Wednesday 12 November 2008

My old flame with Ning

Since my first - not so successful - attempt at using Ning for an international school project I have been toying with many ideas for this year's new projects. Should I go back to solid and safe Moodle? But I just find it so cumbersome and boring... A wiki on its own wouldn't do the trick, since in the projects we get involved with student introductions play a central role. So what then?

I started feeling more and more attracted back to Ning. And that's what I decided on. This time, however, our students were involved right from the beginning. The basic project idea came from them - we decided that students can write about any topic that they find relevant. All this goes very well with the facility of starting different interest groups inside the Ning network. Also it was our students who chose the initial lay-out of our network main page. Possibly we will ask for student contributions later on to eventually have our own, unique custom lay-out. Students also came up with the name for the project: WHAZZUP? This is what the site looks like right now:



Mostly what went wrong last year was that the participating groups had such a short joint time to get to know each other on the Ning. What's more, it was my first time creating a network like that, and inexperienced as I was, I didn't guide and prepare students enough. I expected students, who are familiar with Facebook, among others, to jump into a project Ning just like fish into the sea. To a certain extent, they did. They were very quick and competent in customizing their own profile pages - but that was as far as it got. Apart from a few chatty comments, the network never really took off during the short time we had set for it. One clear mistake was that creating a network is not really for a short period of time. Ideally, once started, a successful network would start a life of its own - for however long there is a use for it, wouldn't it?

Interestingly, only this week I was looking into carrotmob with my English group who are taking the so-called 'environmental' course. Carrotmob, which has also landed here in Finland by the way, is a good example of a 21st-century environmental initiative that has largely spread through Facebook and Twitter and other social media. From the carrotmob website there was a link to an article in the New York Times about the company Virgance, which was started to develop the carrotmob idea of 'activism 2.0'. In his article Chris Morrison writes the following:


The idea behind Virgance isn’t just setting a bunch of people loose on a social networking application and hoping they’ll self-organize, which is often the pie-in-the-sky hopes held by the sort that talk about the “power” of social networks.


Eureka! This is what went wrong in my Ning project last year. I simply set a bunch of students loose on a social network, but unfortunately they DID NOT self-organize. Most likely many of them felt rather alienated by the whole experiment. Or had a 'who cares' attitude.

I still feel strongly about only offering learning networks as an option to willing and motivated students. As replacements for traditional, old-fashioned learning for whole classes, online networks will be nothing but 'the emperor's new clothes'. Unmotivated students won't get motivated by simply a new learning environment.

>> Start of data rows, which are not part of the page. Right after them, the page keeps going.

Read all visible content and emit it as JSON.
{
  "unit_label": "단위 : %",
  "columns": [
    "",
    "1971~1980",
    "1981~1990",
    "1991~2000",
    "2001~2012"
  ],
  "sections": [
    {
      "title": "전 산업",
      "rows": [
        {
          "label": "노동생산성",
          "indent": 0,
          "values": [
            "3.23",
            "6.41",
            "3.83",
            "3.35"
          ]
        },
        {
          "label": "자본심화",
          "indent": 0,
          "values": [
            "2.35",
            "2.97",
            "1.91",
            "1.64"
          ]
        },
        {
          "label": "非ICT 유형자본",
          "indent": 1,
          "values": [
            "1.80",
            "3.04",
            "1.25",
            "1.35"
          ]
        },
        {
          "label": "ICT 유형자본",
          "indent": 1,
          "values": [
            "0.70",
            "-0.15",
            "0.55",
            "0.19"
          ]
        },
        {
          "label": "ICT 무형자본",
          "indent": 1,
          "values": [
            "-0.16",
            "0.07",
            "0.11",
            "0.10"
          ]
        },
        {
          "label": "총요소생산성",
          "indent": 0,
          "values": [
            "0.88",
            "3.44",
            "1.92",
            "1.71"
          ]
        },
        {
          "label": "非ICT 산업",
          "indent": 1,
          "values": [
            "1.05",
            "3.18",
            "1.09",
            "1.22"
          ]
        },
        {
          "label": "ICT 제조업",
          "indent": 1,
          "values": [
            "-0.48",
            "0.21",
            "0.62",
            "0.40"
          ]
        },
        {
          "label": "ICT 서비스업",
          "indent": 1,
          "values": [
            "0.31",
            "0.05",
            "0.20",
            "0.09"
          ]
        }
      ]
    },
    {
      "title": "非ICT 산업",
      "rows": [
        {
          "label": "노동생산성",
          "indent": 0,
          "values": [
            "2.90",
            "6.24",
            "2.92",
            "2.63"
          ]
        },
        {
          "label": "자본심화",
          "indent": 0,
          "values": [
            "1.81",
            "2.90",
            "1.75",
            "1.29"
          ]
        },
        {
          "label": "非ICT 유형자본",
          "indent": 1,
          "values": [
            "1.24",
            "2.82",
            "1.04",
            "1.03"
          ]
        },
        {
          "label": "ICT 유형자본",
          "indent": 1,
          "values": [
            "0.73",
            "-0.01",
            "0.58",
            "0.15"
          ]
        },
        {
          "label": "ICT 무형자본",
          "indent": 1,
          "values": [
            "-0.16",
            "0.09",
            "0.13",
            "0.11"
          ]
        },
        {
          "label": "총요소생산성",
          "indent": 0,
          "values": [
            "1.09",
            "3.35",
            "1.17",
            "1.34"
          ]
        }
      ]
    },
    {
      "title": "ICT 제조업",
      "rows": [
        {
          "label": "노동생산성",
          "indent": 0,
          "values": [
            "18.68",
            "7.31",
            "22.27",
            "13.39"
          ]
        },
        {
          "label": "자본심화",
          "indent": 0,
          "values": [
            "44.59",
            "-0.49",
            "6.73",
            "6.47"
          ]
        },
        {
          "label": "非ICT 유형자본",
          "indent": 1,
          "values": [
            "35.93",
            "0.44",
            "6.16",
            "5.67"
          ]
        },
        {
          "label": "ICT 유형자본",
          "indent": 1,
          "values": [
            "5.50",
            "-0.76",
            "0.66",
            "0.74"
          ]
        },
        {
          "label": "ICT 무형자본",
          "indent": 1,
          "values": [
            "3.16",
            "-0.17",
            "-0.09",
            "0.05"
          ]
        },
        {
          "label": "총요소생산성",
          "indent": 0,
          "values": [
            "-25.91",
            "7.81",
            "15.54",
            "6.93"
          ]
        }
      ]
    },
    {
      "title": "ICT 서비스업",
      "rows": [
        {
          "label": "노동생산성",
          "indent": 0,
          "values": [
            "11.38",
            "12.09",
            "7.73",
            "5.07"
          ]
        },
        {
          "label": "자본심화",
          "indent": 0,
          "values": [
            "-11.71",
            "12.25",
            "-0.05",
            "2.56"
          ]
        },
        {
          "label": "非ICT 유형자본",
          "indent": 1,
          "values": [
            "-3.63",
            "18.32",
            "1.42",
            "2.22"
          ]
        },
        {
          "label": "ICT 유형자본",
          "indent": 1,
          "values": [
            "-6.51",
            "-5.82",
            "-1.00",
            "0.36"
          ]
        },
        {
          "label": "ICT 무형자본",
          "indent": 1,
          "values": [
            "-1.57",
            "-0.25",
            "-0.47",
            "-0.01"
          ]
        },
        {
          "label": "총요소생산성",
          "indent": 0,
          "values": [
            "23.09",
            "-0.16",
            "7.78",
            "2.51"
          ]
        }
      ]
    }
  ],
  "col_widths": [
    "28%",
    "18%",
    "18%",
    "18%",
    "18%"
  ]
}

Steve Hargadon, the creator of the massive educators' network, Classroom 2.0, blogged about social networking in education a few weeks ago. What especially caught my eye in his blog post was what he said about the use of networks in classrooms with students:

There are great stories coming out of engaged classrooms where the tools of social networking are helping students to be more active contributors in meaningful ways, recording their work, and writing very publicly before their peers. When I was in school, the only people who saw my written work were my parents and my teachers. I wasn't getting real feedback, I was getting the feedback of someone being prepared to someday write for real-world feedback... probably years in the future. These students are learning to communicate with their peers, with adult facilitation and mentoring, in a way that only those who wrote for the student newspaper before were able to do. What a great world awaits us.

This tells me what is needed for the new project - much more teacher facilitation and mentoring. Wiser from last year's mistakes, I now want to take the next small step on the path towards future PLN's with my students.

In an institutional school setting, I feel some frames are needed to make this type of work meaningful. The first prerequisite is to find partner schools with like-minded teachers and students. In the hectic school schedules it simply wouldn't work to wait till somebody - anybody - out of the vast virtual space joined the network and contributed. Finding partners for a new learning approach won't be easy, though. Teachers still seem to want very structured and restricted project topics and plans. One colleague wrote the following after I had introduced the new project idea to her:

I just had a quick glance at your website - it looks very modern and easily accessible! Your project is obviously designed much more open than previous projects.
Sorry to ask you the typical teacher question: it sounds like a good idea to offer this to students, but will you mark their participatrion somehow? I would like to integrate parts of it into the coursework, maybe short presentations about what students have been doing could serve a s a basis for that.
Are you going to keep it on a completely voluntary basis?
I can understand her concern - but it does concern me as well whether we will be able to find enough partner schools to start the work on our Ning. Only time will tell. Keeping my fingers crossed!